Strike hunched down and brought the bag up to his lap.

“How you know it’s Champ?”

“Well, who else?”

“What happened to his boys? They get shot up too?”

“Th-they weren’t there.”

“See? Maybe
they
did it. Took him off. See what I’m sayin’? Maybe he got problems with his own people in New York.”

Strike nodded, only half listening.

“Maybe Papi, maybe…” Rodney faltered, frowning at the street. He reached in and took the money off Strike’s lap, then added vaguely, “You don’t know it’s Champ.” He palmed his midsection, turning in a gimpy half circle, the money bag held between his elbow and ribs.

“You think we next?” Strike asked it lightly, lucidly, as if he didn’t really care.

“I ain’t got no beef with Champ.” Rodney’s voice went singsong. “I don’t know what the fuck you talkin’ about. I ain’t the one that come in here from New York try to sell shit. I
work
for the man. He got a beef with me I’m right here, ‘cause I don’t
give
a fuck.”

Strike stared at Rodney, watching him swell up with his own words.
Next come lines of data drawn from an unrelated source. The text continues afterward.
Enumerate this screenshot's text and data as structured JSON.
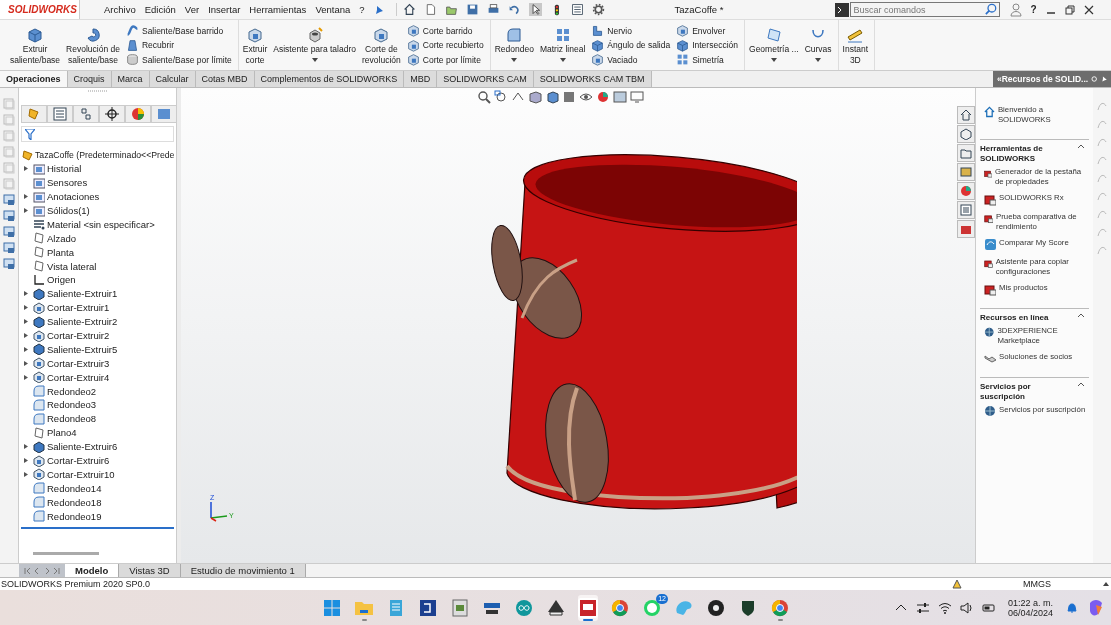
{
  "title_bar": {
    "logo": "SOLIDWORKS",
    "menu": [
      "Archivo",
      "Edición",
      "Ver",
      "Insertar",
      "Herramientas",
      "Ventana",
      "?"
    ],
    "document_title": "TazaCoffe *",
    "search": {
      "placeholder": "Buscar comandos"
    },
    "help": "?"
  },
  "ribbon": {
    "groups": [
      {
        "items": [
          {
            "kind": "large",
            "label": "Extruir\nsaliente/base"
          },
          {
            "kind": "large",
            "label": "Revolución de\nsaliente/base"
          },
          {
            "kind": "column",
            "items": [
              {
                "label": "Saliente/Base barrido"
              },
              {
                "label": "Recubrir"
              },
              {
                "label": "Saliente/Base por límite"
              }
            ]
          }
        ]
      },
      {
        "items": [
          {
            "kind": "large",
            "label": "Extruir\ncorte"
          },
          {
            "kind": "large",
            "label": "Asistente para taladro",
            "has_menu": true
          },
          {
            "kind": "large",
            "label": "Corte de\nrevolución"
          },
          {
            "kind": "column",
            "items": [
              {
                "label": "Corte barrido"
              },
              {
                "label": "Corte recubierto"
              },
              {
                "label": "Corte por límite"
              }
            ]
          }
        ]
      },
      {
        "items": [
          {
            "kind": "large",
            "label": "Redondeo",
            "has_menu": true
          },
          {
            "kind": "large",
            "label": "Matriz lineal",
            "has_menu": true
          },
          {
            "kind": "column",
            "items": [
              {
                "label": "Nervio"
              },
              {
                "label": "Ángulo de salida"
              },
              {
                "label": "Vaciado"
              }
            ]
          },
          {
            "kind": "column",
            "items": [
              {
                "label": "Envolver"
              },
              {
                "label": "Intersección"
              },
              {
                "label": "Simetría"
              }
            ]
          }
        ]
      },
      {
        "items": [
          {
            "kind": "large",
            "label": "Geometría ...",
            "has_menu": true
          },
          {
            "kind": "large",
            "label": "Curvas",
            "has_menu": true
          }
        ]
      },
      {
        "items": [
          {
            "kind": "large",
            "label": "Instant\n3D"
          }
        ]
      }
    ]
  },
  "command_tabs": [
    {
      "label": "Operaciones",
      "selected": true
    },
    {
      "label": "Croquis",
      "selected": false
    },
    {
      "label": "Marca",
      "selected": false
    },
    {
      "label": "Calcular",
      "selected": false
    },
    {
      "label": "Cotas MBD",
      "selected": false
    },
    {
      "label": "Complementos de SOLIDWORKS",
      "selected": false
    },
    {
      "label": "MBD",
      "selected": false
    },
    {
      "label": "SOLIDWORKS CAM",
      "selected": false
    },
    {
      "label": "SOLIDWORKS CAM TBM",
      "selected": false
    }
  ],
  "feature_tree": {
    "root": "TazaCoffe  (Predeterminado<<Prede",
    "items": [
      {
        "label": "Historial",
        "kind": "folder",
        "expanded": false
      },
      {
        "label": "Sensores",
        "kind": "folder"
      },
      {
        "label": "Anotaciones",
        "kind": "folder",
        "expanded": false
      },
      {
        "label": "Sólidos(1)",
        "kind": "folder",
        "expanded": false
      },
      {
        "label": "Material <sin especificar>",
        "kind": "material"
      },
      {
        "label": "Alzado",
        "kind": "plane"
      },
      {
        "label": "Planta",
        "kind": "plane"
      },
      {
        "label": "Vista lateral",
        "kind": "plane"
      },
      {
        "label": "Origen",
        "kind": "origin"
      },
      {
        "label": "Saliente-Extruir1",
        "kind": "boss",
        "expanded": false
      },
      {
        "label": "Cortar-Extruir1",
        "kind": "cut",
        "expanded": false
      },
      {
        "label": "Saliente-Extruir2",
        "kind": "boss",
        "expanded": false
      },
      {
        "label": "Cortar-Extruir2",
        "kind": "cut",
        "expanded": false
      },
      {
        "label": "Saliente-Extruir5",
        "kind": "boss",
        "expanded": false
      },
      {
        "label": "Cortar-Extruir3",
        "kind": "cut",
        "expanded": false
      },
      {
        "label": "Cortar-Extruir4",
        "kind": "cut",
        "expanded": false
      },
      {
        "label": "Redondeo2",
        "kind": "fillet"
      },
      {
        "label": "Redondeo3",
        "kind": "fillet"
      },
      {
        "label": "Redondeo8",
        "kind": "fillet"
      },
      {
        "label": "Plano4",
        "kind": "plane"
      },
      {
        "label": "Saliente-Extruir6",
        "kind": "boss",
        "expanded": false
      },
      {
        "label": "Cortar-Extruir6",
        "kind": "cut",
        "expanded": false
      },
      {
        "label": "Cortar-Extruir10",
        "kind": "cut",
        "expanded": false
      },
      {
        "label": "Redondeo14",
        "kind": "fillet"
      },
      {
        "label": "Redondeo18",
        "kind": "fillet"
      },
      {
        "label": "Redondeo19",
        "kind": "fillet"
      }
    ]
  },
  "viewport": {
    "triad_labels": [
      "Z",
      "Y"
    ]
  },
  "task_pane": {
    "title": "«Recursos de SOLID...",
    "welcome": {
      "label": "Bienvenido a SOLIDWORKS"
    },
    "sections": [
      {
        "heading": "Herramientas de SOLIDWORKS",
        "expanded": true,
        "items": [
          {
            "label": "Generador de la pestaña de propiedades",
            "kind": "tool"
          },
          {
            "label": "SOLIDWORKS Rx",
            "kind": "tool"
          },
          {
            "label": "Prueba comparativa de rendimiento",
            "kind": "tool"
          },
          {
            "label": "Comparar My Score",
            "kind": "score"
          },
          {
            "label": "Asistente para copiar configuraciones",
            "kind": "tool"
          },
          {
            "label": "Mis productos",
            "kind": "tool"
          }
        ]
      },
      {
        "heading": "Recursos en línea",
        "expanded": true,
        "items": [
          {
            "label": "3DEXPERIENCE Marketplace",
            "kind": "globe"
          },
          {
            "label": "Soluciones de socios",
            "kind": "handshake"
          }
        ]
      },
      {
        "heading": "Servicios por suscripción",
        "expanded": true,
        "items": [
          {
            "label": "Servicios por suscripción",
            "kind": "globe"
          }
        ]
      }
    ]
  },
  "bottom_tabs": [
    {
      "label": "Modelo",
      "selected": true
    },
    {
      "label": "Vistas 3D",
      "selected": false
    },
    {
      "label": "Estudio de movimiento 1",
      "selected": false
    }
  ],
  "status_bar": {
    "product": "SOLIDWORKS Premium 2020 SP0.0",
    "units": "MMGS"
  },
  "taskbar": {
    "apps": [
      {
        "kind": "start",
        "running": false
      },
      {
        "kind": "folder",
        "running": true
      },
      {
        "kind": "notepad",
        "running": false
      },
      {
        "kind": "square",
        "running": false
      },
      {
        "kind": "board",
        "running": false
      },
      {
        "kind": "festo",
        "running": false
      },
      {
        "kind": "arduino",
        "running": false
      },
      {
        "kind": "hat",
        "running": false
      },
      {
        "kind": "sw",
        "running": true,
        "active": true
      },
      {
        "kind": "chrome",
        "running": false
      },
      {
        "kind": "chat",
        "running": false,
        "badge": "12"
      },
      {
        "kind": "paint",
        "running": false
      },
      {
        "kind": "obs",
        "running": false
      },
      {
        "kind": "dark",
        "running": false
      },
      {
        "kind": "chrome",
        "running": true
      }
    ],
    "time": "01:22 a. m.",
    "date": "06/04/2024"
  }
}
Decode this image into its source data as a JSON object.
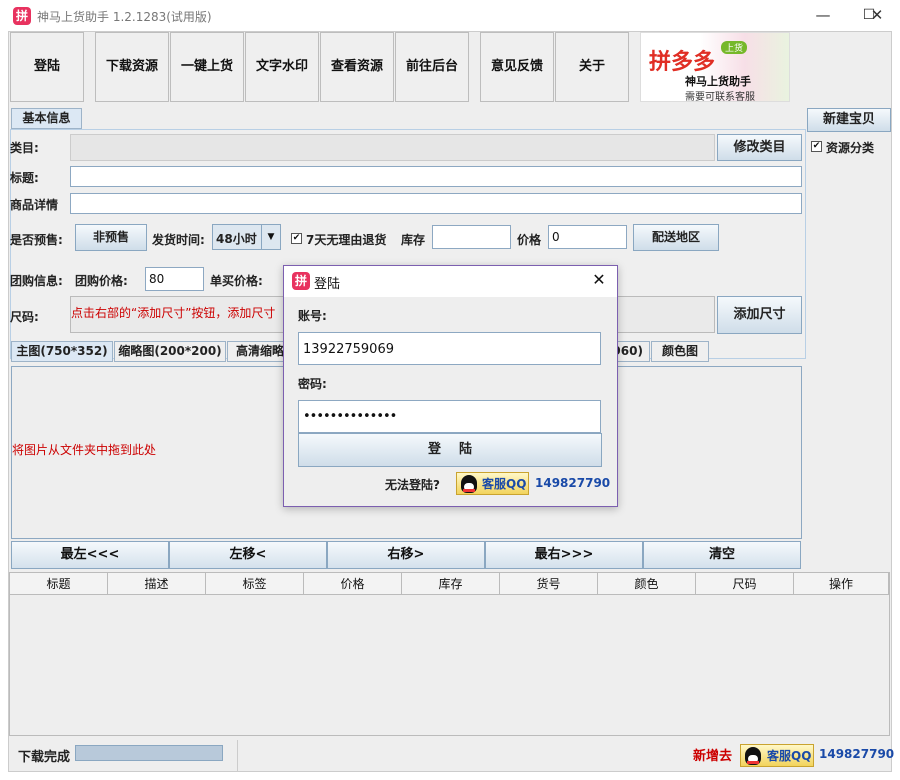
{
  "window": {
    "icon_char": "拼",
    "title": "神马上货助手 1.2.1283(试用版)",
    "minimize": "—",
    "maximize": "☐",
    "close": "✕"
  },
  "toolbar": [
    "登陆",
    "下载资源",
    "一键上货",
    "文字水印",
    "查看资源",
    "前往后台",
    "意见反馈",
    "关于"
  ],
  "ad": {
    "logo": "拼多多",
    "badge": "上货",
    "name": "神马上货助手",
    "sub": "需要可联系客服"
  },
  "right": {
    "new_item": "新建宝贝",
    "resource_category": "资源分类",
    "resource_category_checked": true
  },
  "basic_tab": "基本信息",
  "form": {
    "category_label": "类目:",
    "category_value": "",
    "edit_category": "修改类目",
    "title_label": "标题:",
    "title_value": "",
    "detail_label": "商品详情",
    "detail_value": "",
    "presale_label": "是否预售:",
    "presale_button": "非预售",
    "ship_label": "发货时间:",
    "ship_value": "48小时",
    "return_label": "7天无理由退货",
    "return_checked": true,
    "stock_label": "库存",
    "stock_value": "",
    "price_label": "价格",
    "price_value": "0",
    "delivery_button": "配送地区",
    "group_label": "团购信息:",
    "group_price_label": "团购价格:",
    "group_price_value": "80",
    "single_price_label": "单买价格:",
    "size_label": "尺码:",
    "size_hint": "点击右部的“添加尺寸”按钮，添加尺寸",
    "add_size": "添加尺寸"
  },
  "image_tabs": [
    "主图(750*352)",
    "缩略图(200*200)",
    "高清缩略",
    "960)",
    "颜色图"
  ],
  "drop_hint": "将图片从文件夹中拖到此处",
  "nav_buttons": [
    "最左<<<",
    "左移<",
    "右移>",
    "最右>>>",
    "清空"
  ],
  "table_headers": [
    "标题",
    "描述",
    "标签",
    "价格",
    "库存",
    "货号",
    "颜色",
    "尺码",
    "操作"
  ],
  "status": {
    "text": "下载完成",
    "progress": 0,
    "promo": "新增去",
    "qq_label": "客服QQ",
    "qq_number": "149827790"
  },
  "dialog": {
    "icon_char": "拼",
    "title": "登陆",
    "close": "✕",
    "account_label": "账号:",
    "account_value": "13922759069",
    "password_label": "密码:",
    "password_value": "••••••••••••••",
    "login_button": "登    陆",
    "cant_login": "无法登陆?",
    "qq_label": "客服QQ",
    "qq_number": "149827790"
  },
  "colors": {
    "accent": "#e8325f",
    "qq_blue": "#1a4aa8",
    "warning_red": "#cc0000"
  }
}
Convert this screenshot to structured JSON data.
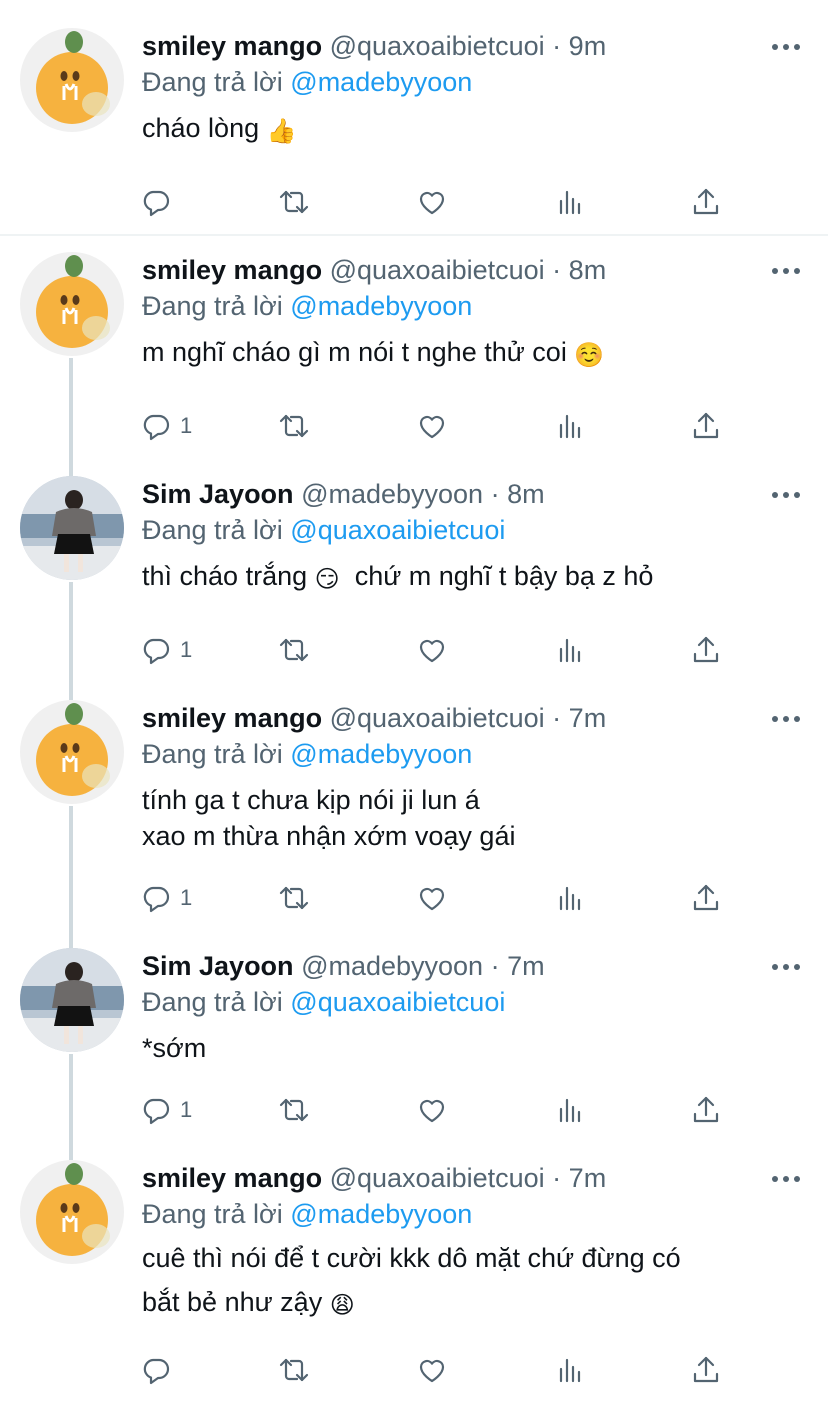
{
  "reply_prefix": "Đang trả lời",
  "tweets": [
    {
      "name": "smiley mango",
      "handle": "@quaxoaibietcuoi",
      "sep": "·",
      "time": "9m",
      "reply_to": "@madebyyoon",
      "text": "cháo lòng",
      "emoji": "👍",
      "emoji_icon": "thumbs-up-emoji",
      "replies": "",
      "avatar": "mango-avatar"
    },
    {
      "name": "smiley mango",
      "handle": "@quaxoaibietcuoi",
      "sep": "·",
      "time": "8m",
      "reply_to": "@madebyyoon",
      "text": "m nghĩ cháo gì m nói t nghe thử coi",
      "emoji": "☺️",
      "emoji_icon": "smiling-face-emoji",
      "replies": "1",
      "avatar": "mango-avatar"
    },
    {
      "name": "Sim Jayoon",
      "handle": "@madebyyoon",
      "sep": "·",
      "time": "8m",
      "reply_to": "@quaxoaibietcuoi",
      "text_a": "thì cháo trắng",
      "emoji": "😏",
      "emoji_icon": "smirking-face-emoji",
      "text_b": "chứ m nghĩ t bậy bạ z hỏ",
      "replies": "1",
      "avatar": "photo-avatar"
    },
    {
      "name": "smiley mango",
      "handle": "@quaxoaibietcuoi",
      "sep": "·",
      "time": "7m",
      "reply_to": "@madebyyoon",
      "text": "tính ga t chưa kịp nói ji lun á\nxao m thừa nhận xớm voạy gái",
      "replies": "1",
      "avatar": "mango-avatar"
    },
    {
      "name": "Sim Jayoon",
      "handle": "@madebyyoon",
      "sep": "·",
      "time": "7m",
      "reply_to": "@quaxoaibietcuoi",
      "text": "*sớm",
      "replies": "1",
      "avatar": "photo-avatar"
    },
    {
      "name": "smiley mango",
      "handle": "@quaxoaibietcuoi",
      "sep": "·",
      "time": "7m",
      "reply_to": "@madebyyoon",
      "text": "cuê thì nói để t cười kkk dô mặt chứ đừng có\nbắt bẻ như zậy",
      "emoji": "😩",
      "emoji_icon": "weary-face-emoji",
      "replies": "",
      "avatar": "mango-avatar"
    }
  ],
  "colors": {
    "text": "#0f1419",
    "secondary": "#536471",
    "mention": "#1d9bf0",
    "thread_line": "#cfd9de",
    "divider": "#eff3f4",
    "mango": "#f6b23f"
  }
}
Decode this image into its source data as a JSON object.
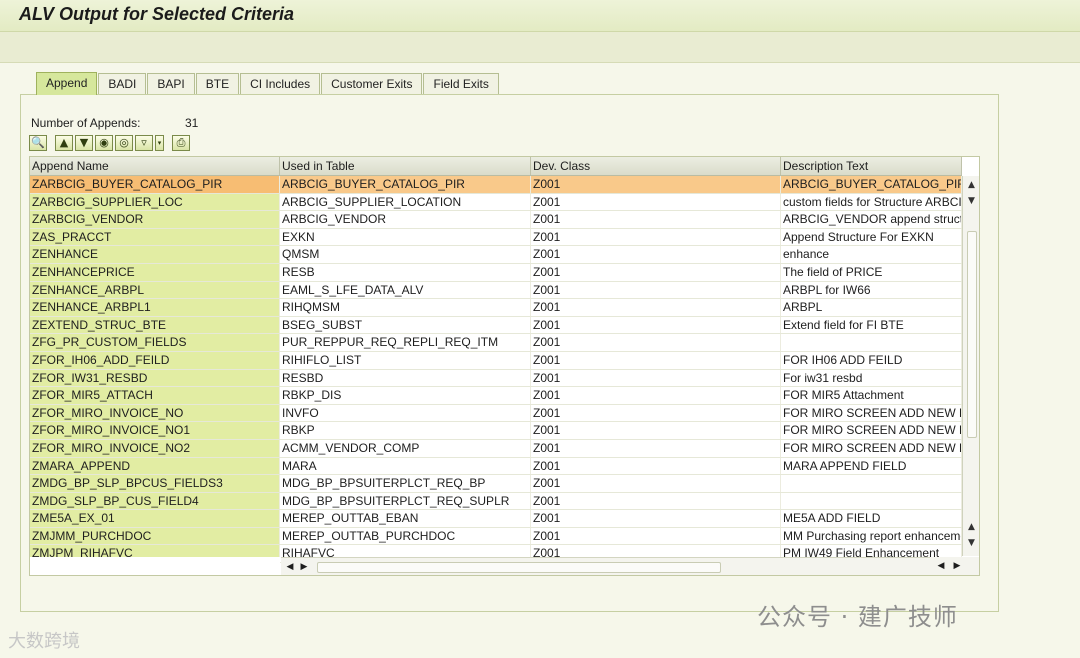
{
  "title": "ALV Output for Selected Criteria",
  "tabs": [
    "Append",
    "BADI",
    "BAPI",
    "BTE",
    "CI Includes",
    "Customer Exits",
    "Field Exits"
  ],
  "summary": {
    "label": "Number of Appends:",
    "value": "31"
  },
  "columns": [
    "Append Name",
    "Used in Table",
    "Dev. Class",
    "Description Text"
  ],
  "rows": [
    [
      "ZARBCIG_BUYER_CATALOG_PIR",
      "ARBCIG_BUYER_CATALOG_PIR",
      "Z001",
      "ARBCIG_BUYER_CATALOG_PIR a"
    ],
    [
      "ZARBCIG_SUPPLIER_LOC",
      "ARBCIG_SUPPLIER_LOCATION",
      "Z001",
      "custom fields for Structure ARBCI"
    ],
    [
      "ZARBCIG_VENDOR",
      "ARBCIG_VENDOR",
      "Z001",
      "ARBCIG_VENDOR append structu"
    ],
    [
      "ZAS_PRACCT",
      "EXKN",
      "Z001",
      "Append Structure For EXKN"
    ],
    [
      "ZENHANCE",
      "QMSM",
      "Z001",
      "enhance"
    ],
    [
      "ZENHANCEPRICE",
      "RESB",
      "Z001",
      "The field of PRICE"
    ],
    [
      "ZENHANCE_ARBPL",
      "EAML_S_LFE_DATA_ALV",
      "Z001",
      "ARBPL for IW66"
    ],
    [
      "ZENHANCE_ARBPL1",
      "RIHQMSM",
      "Z001",
      "ARBPL"
    ],
    [
      "ZEXTEND_STRUC_BTE",
      "BSEG_SUBST",
      "Z001",
      "Extend field for FI BTE"
    ],
    [
      "ZFG_PR_CUSTOM_FIELDS",
      "PUR_REPPUR_REQ_REPLI_REQ_ITM",
      "Z001",
      ""
    ],
    [
      "ZFOR_IH06_ADD_FEILD",
      "RIHIFLO_LIST",
      "Z001",
      "FOR IH06 ADD FEILD"
    ],
    [
      "ZFOR_IW31_RESBD",
      "RESBD",
      "Z001",
      "For iw31 resbd"
    ],
    [
      "ZFOR_MIR5_ATTACH",
      "RBKP_DIS",
      "Z001",
      "FOR MIR5 Attachment"
    ],
    [
      "ZFOR_MIRO_INVOICE_NO",
      "INVFO",
      "Z001",
      "FOR MIRO SCREEN ADD NEW FIE"
    ],
    [
      "ZFOR_MIRO_INVOICE_NO1",
      "RBKP",
      "Z001",
      "FOR MIRO SCREEN ADD NEW FIE"
    ],
    [
      "ZFOR_MIRO_INVOICE_NO2",
      "ACMM_VENDOR_COMP",
      "Z001",
      "FOR MIRO SCREEN ADD NEW FIE"
    ],
    [
      "ZMARA_APPEND",
      "MARA",
      "Z001",
      "MARA APPEND FIELD"
    ],
    [
      "ZMDG_BP_SLP_BPCUS_FIELDS3",
      "MDG_BP_BPSUITERPLCT_REQ_BP",
      "Z001",
      ""
    ],
    [
      "ZMDG_SLP_BP_CUS_FIELD4",
      "MDG_BP_BPSUITERPLCT_REQ_SUPLR",
      "Z001",
      ""
    ],
    [
      "ZME5A_EX_01",
      "MEREP_OUTTAB_EBAN",
      "Z001",
      "ME5A ADD FIELD"
    ],
    [
      "ZMJMM_PURCHDOC",
      "MEREP_OUTTAB_PURCHDOC",
      "Z001",
      "MM Purchasing report enhanceme"
    ],
    [
      "ZMJPM_RIHAFVC",
      "RIHAFVC",
      "Z001",
      "PM IW49 Field Enhancement"
    ]
  ],
  "selected_row": 0,
  "watermark_right": "公众号 · 建广技师",
  "watermark_left": "大数跨境",
  "colors": {
    "header_band": "#e3ebc3",
    "active_tab": "#d6e79c",
    "key_column": "#e2eda3",
    "selected_row": "#f9c98a"
  }
}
“In fact, I got some business with the nigger
tonight.

Strike looked down at his upturned hands again, telling himself that it was every man for himself—like it always was, always would be. But then Rodney hunched back down into the car window, his voice holding a teasing confidentiality.

“You want to come? Or you want to
run?

 

Strike sat in Rodney’s Cadillac. He had left his own car back in Guineatown. They were parked in a shut-down gas station in Dempsy, and Strike waited while Rodney talked on a pay phone. Strike thought about Tyrone again, thinking, Watch it, don’t buy anything else for the kid because he’ll just get spoiled, get into expecting shit for nothing, and then he’ll be no use at all. Wind up just like everybody else, blank-faced and treacherous.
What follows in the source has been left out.